ベルギーのド・リムレット兄弟の兄でエンジニアであるモーリスは、1940年秋に自動車事故で入院しているとき、配給問題の対策となる電動バイクの構想をベッドの上で練っていました。兄モーリスが設計図を描き、弟でビジネスマンのアルベールが出資者や部品を製造する業者を探す・・・というコンビネーションにより、1941年1月には彼らの最初の電動バイク試作車が完成しました。
最初の試作車は、自転車よりも遅い!! というお粗末な性能でしたが、兄弟は改良を重ねることで納得できる性能を与えることに成功。10時間で充電可能な3個の6V・45Aバッテリーを、ACECまたはモエス製の1馬力に組み合わせることで、彼らの電動バイク・・・ソコベルは最高速25km/h、航続距離50kmをマーク。なお車重は、100kgにおさまっていました。
ナチスドイツ占領期だったこともあり、ソコベルの生産にはドイツ金融庁の許可が必要でしたが、無事500台の製造許可を取り付けることに成功。1941年6月に15台が組み立てられた時点で、ソコベルの市販が開始され、1942年には400台を販売することになりました。なおソコベルはサイドカー版も製造され、動力性能をアップさせるために12Vバッテリーと26馬力のモーターを採用しているのが特徴でした。
ナチスドイツも興味を示したソコベルでしたが・・・!?
1943年、電気だけで走るソコベルに興味を示したドイツ軍は、飛行場のサービス用途にソコベルを使おうとド・リムレットに大量発注をかけようとしました。しかし、兄弟はナチスドイツが大嫌いでした・・・。彼らはなんだかんだと時間稼ぎをすることで、結局第3帝国に1台もソコベルを納入しないというミッションに成功したのです(笑)。
そして終戦後、ド・リムレット兄弟はガソリンの配給制度がそのうちに終わることを見越して、ICE搭載車の開発計画をスタート。電動のソコベルは1948年に最後の1台が作られて、戦時下の燃料不足という時代の"足"の役目を終えることになりました。
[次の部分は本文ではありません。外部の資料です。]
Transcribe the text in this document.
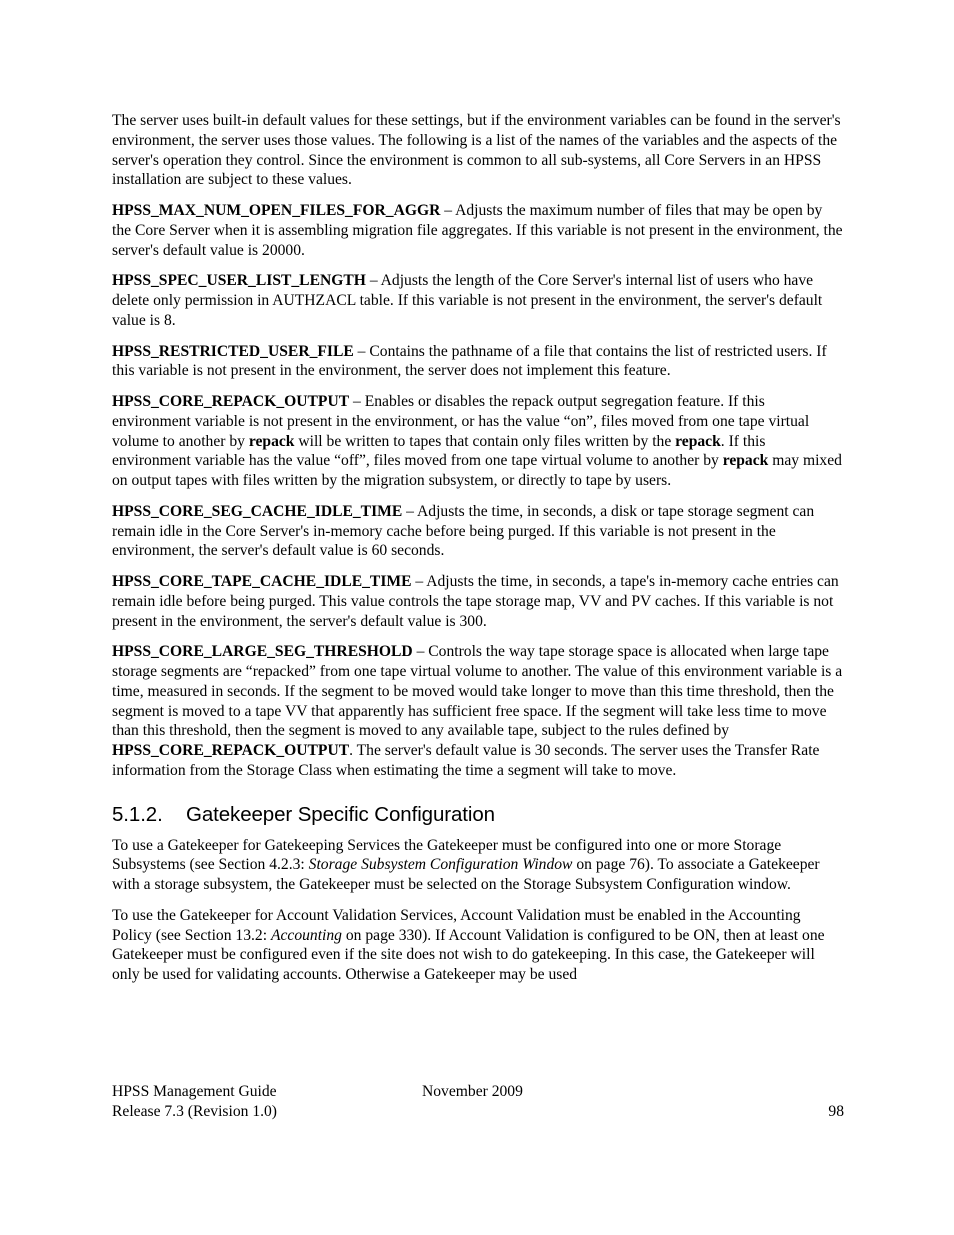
The server uses built-in default values for these settings, but if the environment variables can be found in the server's environment, the server uses those values. The following is a list of the names of the variables and the aspects of the server's operation they control. Since the environment is common to all sub-systems, all Core Servers in an HPSS installation are subject to these values.

HPSS_MAX_NUM_OPEN_FILES_FOR_AGGR – Adjusts the maximum number of files that may be open by the Core Server when it is assembling migration file aggregates. If this variable is not present in the environment, the server's default value is 20000.

HPSS_SPEC_USER_LIST_LENGTH – Adjusts the length of the Core Server's internal list of users who have delete only permission in AUTHZACL table. If this variable is not present in the environment, the server's default value is 8.

HPSS_RESTRICTED_USER_FILE – Contains the pathname of a file that contains the list of restricted users. If this variable is not present in the environment, the server does not implement this feature.

HPSS_CORE_REPACK_OUTPUT – Enables or disables the repack output segregation feature. If this environment variable is not present in the environment, or has the value “on”, files moved from one tape virtual volume to another by repack will be written to tapes that contain only files written by the repack. If this environment variable has the value “off”, files moved from one tape virtual volume to another by repack may mixed on output tapes with files written by the migration subsystem, or directly to tape by users.

HPSS_CORE_SEG_CACHE_IDLE_TIME – Adjusts the time, in seconds, a disk or tape storage segment can remain idle in the Core Server's in-memory cache before being purged. If this variable is not present in the environment, the server's default value is 60 seconds.

HPSS_CORE_TAPE_CACHE_IDLE_TIME – Adjusts the time, in seconds, a tape's in-memory cache entries can remain idle before being purged. This value controls the tape storage map, VV and PV caches. If this variable is not present in the environment, the server's default value is 300.

HPSS_CORE_LARGE_SEG_THRESHOLD – Controls the way tape storage space is allocated when large tape storage segments are “repacked” from one tape virtual volume to another. The value of this environment variable is a time, measured in seconds. If the segment to be moved would take longer to move than this time threshold, then the segment is moved to a tape VV that apparently has sufficient free space. If the segment will take less time to move than this threshold, then the segment is moved to any available tape, subject to the rules defined by HPSS_CORE_REPACK_OUTPUT. The server's default value is 30 seconds. The server uses the Transfer Rate information from the Storage Class when estimating the time a segment will take to move.

5.1.2. Gatekeeper Specific Configuration

To use a Gatekeeper for Gatekeeping Services the Gatekeeper must be configured into one or more Storage Subsystems (see Section 4.2.3: Storage Subsystem Configuration Window on page 76). To associate a Gatekeeper with a storage subsystem, the Gatekeeper must be selected on the Storage Subsystem Configuration window.

To use the Gatekeeper for Account Validation Services, Account Validation must be enabled in the Accounting Policy (see Section 13.2: Accounting on page 330). If Account Validation is configured to be ON, then at least one Gatekeeper must be configured even if the site does not wish to do gatekeeping. In this case, the Gatekeeper will only be used for validating accounts. Otherwise a Gatekeeper may be used

HPSS Management Guide	November 2009
Release 7.3 (Revision 1.0)	98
戦後のソコベル製ICE搭載モデルは、ビリアース、CZ、ヤワ、マイコなど各メーカーのエンジンを使用していましたが、アルベールの死後の1956年、安価な4輪車の欧州での普及による2輪不況を鑑み、モーリスは2輪製造業者としての社の活動を終えることを決めました。
500+◯台・・・というのが初の量産2輪EVであるソコベルが、残した数字となります。現代の基準からすれば「限定車」と呼ぶのがふさわしい規模に思う方が多いでしょうが、電動車はおろかICE車もなかなか庶民の手に届かなかった時代に生み出されたことを考慮すれば、500という数字がいかに2輪EV史のなかで意味のあるものか・・・がご理解いただけると思います。